我做錯了什麼?sklearn BallTree給予意想不到的結果
我想要使用sklearn的BallTree來想出類似的集合,然後對可能缺少給定集合的項目產生一些建議。
import random
from sklearn.neighbors import BallTree
import numpy
collections = [] # 10k sample collections of between
# 7 and 15 (of a possible 300...) items
for sample in range(0, 10000): # build sample data
items = random.sample(range(1, 300), random.randint(7, 15))
collections.append(items)
darray = numpy.zeros((len(collections), max(map(len, collections)))) # 10k x 15 matrix
for c_cnt, items in enumerate(collections): # populate matrix
for cnt, i in enumerate(sorted(items)):
darray[C_cnt][cnt] = i
query = BallTree(darray).query(darray[0], k=15)
nearest_neighbors = query[1][0]
# test the results against the first item!
all_sets = [set(darray[0]) & set(darray[item]) for item in nearest_neighbors]
for item in all_sets:
print item # intersection of the neighbor
我得到如下結果:
set([0.0, 130.0, 167.0, 290.0, 162.0, 144.0, 17.0, 214.0]) # Nearest neighbor is itself!
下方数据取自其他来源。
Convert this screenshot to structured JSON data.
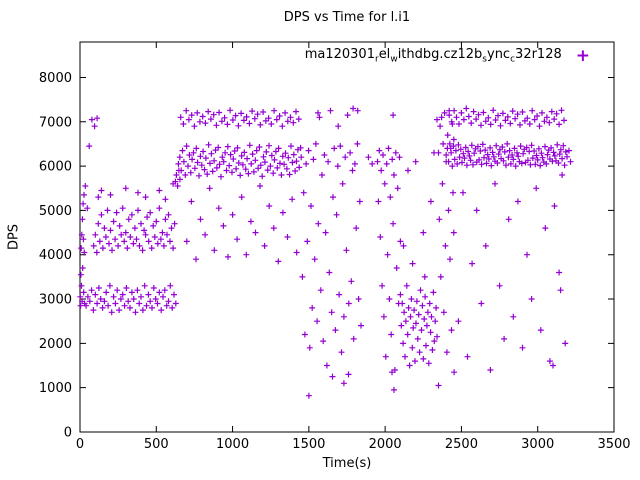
{
  "chart_data": {
    "type": "scatter",
    "title": "DPS vs Time for l.i1",
    "xlabel": "Time(s)",
    "ylabel": "DPS",
    "xlim": [
      0,
      3500
    ],
    "ylim": [
      0,
      8800
    ],
    "xticks": [
      0,
      500,
      1000,
      1500,
      2000,
      2500,
      3000,
      3500
    ],
    "yticks": [
      0,
      1000,
      2000,
      3000,
      4000,
      5000,
      6000,
      7000,
      8000
    ],
    "grid": false,
    "legend_position": "top-right-inside",
    "series_name": "ma120301_rel_withdbg.cz12b_sync_c32r128",
    "legend_segments": [
      {
        "t": "ma120301",
        "sub": false
      },
      {
        "t": "r",
        "sub": true
      },
      {
        "t": "el",
        "sub": false
      },
      {
        "t": "w",
        "sub": true
      },
      {
        "t": "ithdbg.cz12b",
        "sub": false
      },
      {
        "t": "s",
        "sub": true
      },
      {
        "t": "ync",
        "sub": false
      },
      {
        "t": "c",
        "sub": true
      },
      {
        "t": "32r128",
        "sub": false
      }
    ],
    "marker": "plus",
    "colors": {
      "marker": "#9400d3",
      "text": "#000000",
      "background": "#ffffff"
    },
    "runs": [
      {
        "t0": 2,
        "dt": 2,
        "ys": [
          3050,
          2850,
          3550,
          4150,
          3300,
          4450,
          2950,
          4800,
          3700,
          5150,
          4350,
          3150,
          5350,
          4050,
          2900
        ]
      },
      {
        "pts": [
          [
            60,
            6450
          ],
          [
            78,
            7050
          ],
          [
            96,
            6900
          ],
          [
            112,
            7080
          ],
          [
            35,
            5550
          ],
          [
            48,
            5050
          ],
          [
            120,
            5300
          ]
        ]
      },
      {
        "t0": 40,
        "dt": 12,
        "ys": [
          2850,
          3050,
          2950,
          3200,
          2750,
          3100,
          2900,
          3250,
          3000,
          2800,
          2950,
          3150,
          2850,
          3300,
          2700,
          3050,
          2900,
          3200,
          2750,
          3000,
          3100,
          2850,
          3250,
          2950,
          2800,
          3150,
          3000,
          2700,
          3200,
          2900,
          3050,
          2750,
          3300,
          2850,
          3100,
          2950,
          2800,
          3250,
          3000,
          2900,
          3150,
          2750,
          3050,
          3200,
          2850,
          2950,
          3300,
          2800,
          3100,
          2900
        ]
      },
      {
        "t0": 90,
        "dt": 10,
        "ys": [
          4200,
          4450,
          4050,
          4700,
          4300,
          4900,
          4150,
          4600,
          4400,
          5000,
          4250,
          4550,
          4100,
          4750,
          4350,
          4950,
          4200,
          4650,
          4450,
          5050,
          4300,
          4500,
          4150,
          4800,
          4400,
          4900,
          4250,
          4600,
          4350,
          5000,
          4200,
          4700,
          4100,
          4550,
          4450,
          4850,
          4300,
          4950,
          4150,
          4650,
          4400,
          4750,
          4250,
          5050,
          4350,
          4500,
          4200,
          4800,
          4450,
          4900,
          4300,
          4600,
          4150,
          4700
        ]
      },
      {
        "pts": [
          [
            140,
            5450
          ],
          [
            200,
            5350
          ],
          [
            300,
            5500
          ],
          [
            430,
            5300
          ],
          [
            520,
            5450
          ],
          [
            560,
            5250
          ],
          [
            610,
            5600
          ],
          [
            380,
            5400
          ]
        ]
      },
      {
        "pts": [
          [
            625,
            5650
          ],
          [
            632,
            5800
          ],
          [
            640,
            5550
          ],
          [
            648,
            5900
          ],
          [
            655,
            5700
          ]
        ]
      },
      {
        "t0": 645,
        "dt": 9,
        "ys": [
          6050,
          6200,
          5900,
          6350,
          6100,
          5800,
          6450,
          6000,
          6250,
          5850,
          6150,
          6300,
          5950,
          6400,
          6080,
          5780,
          6220,
          6020,
          6330,
          5920,
          6180,
          5820,
          6480,
          6060,
          6280,
          5880,
          6120,
          6360,
          5960,
          6420,
          6040,
          5760,
          6200,
          6100,
          6300,
          5900,
          6440,
          6010,
          6260,
          5860,
          6160,
          6340,
          5940,
          6410,
          6070,
          5790,
          6230,
          6030,
          6310,
          5930,
          6170,
          5830,
          6470,
          6050,
          6270,
          5870,
          6130,
          6350,
          5950,
          6430,
          6020,
          5770,
          6210,
          6090,
          6320,
          5910,
          6460,
          6000,
          6240,
          5840,
          6140,
          6330,
          5960,
          6400,
          6060,
          5800,
          6220,
          6040,
          6290,
          5940,
          6190,
          5810,
          6450,
          6080,
          6260,
          5890,
          6110,
          6370,
          5970,
          6410
        ]
      },
      {
        "t0": 660,
        "dt": 18,
        "ys": [
          7100,
          6950,
          7250,
          7050,
          7150,
          6900,
          7200,
          7000,
          7120,
          6970,
          7230,
          7060,
          7160,
          6920,
          7210,
          7010,
          7090,
          6940,
          7260,
          7040,
          7140,
          6910,
          7190,
          7030,
          7110,
          6960,
          7240,
          7070,
          7170,
          6930,
          7220,
          7020,
          7080,
          6950,
          7250,
          7050,
          7130,
          6900,
          7200,
          7010,
          7100,
          6980,
          7230,
          7060
        ]
      },
      {
        "t0": 700,
        "dt": 30,
        "ys": [
          4300,
          5200,
          3900,
          4800,
          4450,
          5500,
          4100,
          5050,
          4650,
          3950,
          4900,
          4350,
          5300,
          4000,
          4750,
          4500,
          5550,
          4200,
          5100,
          4600,
          3850,
          4950,
          4400,
          5250,
          4050
        ]
      },
      {
        "t0": 1450,
        "dt": 8,
        "ys": [
          6200,
          3500,
          5400,
          2200,
          6050,
          4300,
          6350,
          1900,
          5100,
          2800,
          6150,
          3900,
          6500,
          2500,
          4700,
          7100,
          3200,
          5800,
          2050,
          6250,
          4500,
          1500,
          6100,
          3600,
          7250,
          2700,
          5300,
          6400,
          2300,
          4900,
          6000,
          3100,
          6450,
          1800,
          5600,
          2600,
          6200,
          4100,
          7150,
          2900,
          6300,
          3400,
          5900,
          2100,
          6050,
          4600,
          6500,
          3000,
          5200,
          2400
        ]
      },
      {
        "pts": [
          [
            1500,
            820
          ],
          [
            1655,
            1250
          ],
          [
            1730,
            1100
          ],
          [
            1760,
            1300
          ],
          [
            1790,
            7300
          ],
          [
            1820,
            7250
          ],
          [
            1692,
            6900
          ],
          [
            1560,
            7200
          ],
          [
            1890,
            6200
          ],
          [
            1915,
            6050
          ],
          [
            2045,
            1350
          ],
          [
            2052,
            7150
          ],
          [
            2058,
            950
          ],
          [
            2350,
            1050
          ],
          [
            2452,
            1350
          ],
          [
            3100,
            1500
          ]
        ]
      },
      {
        "t0": 1950,
        "dt": 6,
        "ys": [
          6100,
          5200,
          6350,
          4400,
          5900,
          3300,
          6250,
          2600,
          5600,
          1700,
          6050,
          4000,
          6400,
          3000,
          5300,
          2200,
          6150,
          4700,
          5800,
          1400,
          6300,
          3700,
          5500,
          2900,
          6200,
          4300
        ]
      },
      {
        "t0": 2100,
        "dt": 6,
        "ys": [
          3100,
          2400,
          2900,
          2000,
          2700,
          1700,
          2500,
          3300,
          2200,
          2800,
          1500,
          2600,
          3000,
          1900,
          2350,
          2750,
          1600,
          2450,
          2950,
          2100,
          2650,
          1800,
          3200,
          2300,
          2850,
          1650,
          2550,
          3050,
          1950,
          2400,
          2700,
          1550,
          2900,
          2250,
          2600,
          1850,
          3150,
          2050,
          2500,
          2800,
          2150
        ]
      },
      {
        "pts": [
          [
            2150,
            5900
          ],
          [
            2200,
            6100
          ],
          [
            2250,
            4500
          ],
          [
            2300,
            5200
          ],
          [
            2320,
            6300
          ],
          [
            2180,
            3800
          ],
          [
            2340,
            7050
          ],
          [
            2120,
            4200
          ],
          [
            2260,
            3500
          ]
        ]
      },
      {
        "t0": 2350,
        "dt": 5,
        "ys": [
          6300,
          4800,
          6900,
          3500,
          7100,
          5600,
          6500,
          2700,
          7200,
          4200,
          6100,
          1800,
          6700,
          5000,
          7250,
          3900,
          6400,
          2300,
          6950,
          5400,
          6600
        ]
      },
      {
        "t0": 2400,
        "dt": 8,
        "ys": [
          6250,
          6400,
          6100,
          6500,
          6300,
          6000,
          6450,
          6150,
          6350,
          6050,
          6480,
          6200,
          6380,
          6080,
          6280,
          6180,
          6420,
          6020,
          6330,
          6230,
          6130,
          6470,
          6030,
          6290,
          6390,
          6090,
          6440,
          6140,
          6340,
          6040,
          6490,
          6190,
          6360,
          6060,
          6260,
          6160,
          6410,
          6010,
          6310,
          6210,
          6110,
          6460,
          6070,
          6270,
          6370,
          6170,
          6430,
          6120,
          6320,
          6020,
          6500,
          6200,
          6350,
          6050,
          6250,
          6150,
          6400,
          6000,
          6300,
          6220,
          6100,
          6450,
          6060,
          6280,
          6380,
          6080,
          6420,
          6130,
          6330,
          6030,
          6470,
          6180,
          6340,
          6040,
          6240,
          6140,
          6390,
          6010,
          6290,
          6190,
          6090,
          6440,
          6050,
          6260,
          6360,
          6160,
          6410,
          6110,
          6310,
          6230,
          6120,
          6480,
          6070,
          6270,
          6370,
          6170,
          6460,
          6020,
          6320,
          6210
        ]
      },
      {
        "t0": 2420,
        "dt": 16,
        "ys": [
          7150,
          7000,
          7250,
          7100,
          6950,
          7200,
          7050,
          7300,
          7120,
          6970,
          7230,
          7060,
          7160,
          6920,
          7210,
          7010,
          7090,
          6940,
          7260,
          7040,
          7140,
          6910,
          7190,
          7030,
          7110,
          6960,
          7240,
          7070,
          7170,
          6930,
          7220,
          7020,
          7080,
          6950,
          7250,
          7050,
          7130,
          6900,
          7200,
          7010,
          7100,
          6980,
          7230,
          7060,
          7180,
          6940,
          7260,
          7030
        ]
      },
      {
        "t0": 2450,
        "dt": 30,
        "ys": [
          4500,
          2500,
          5400,
          1700,
          3800,
          5000,
          2900,
          4200,
          1400,
          5600,
          3300,
          2100,
          4800,
          2600,
          5200,
          1900,
          4000,
          3000,
          5500,
          2300,
          4600,
          1600,
          5100,
          3600
        ]
      },
      {
        "pts": [
          [
            3205,
            6350
          ],
          [
            3215,
            6100
          ],
          [
            3160,
            5800
          ],
          [
            3180,
            2000
          ],
          [
            3150,
            3200
          ]
        ]
      }
    ]
  }
}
Awesome!
set([0.0]) # WTF? The second closest item shares only 1 item?
set([0.0, 290.0])
set([0.0, 17.0])
set([0.0, 130.0])
set([0.0])
set([0.0])
set([0.0])
set([0.0])
set([0.0])
set([0.0])
set([0.0])
set([0.0, 162.0])
set([0.0, 144.0, 162.0]) # uhh okay, i would expect this to be higher up
set([0.0, 144.0, 17.0])
我觀察到更高的建議項目往往具有非零值的長度相同,因爲我試圖比較陣列。是否有一些準備我可以用我的數據來解決這個問題?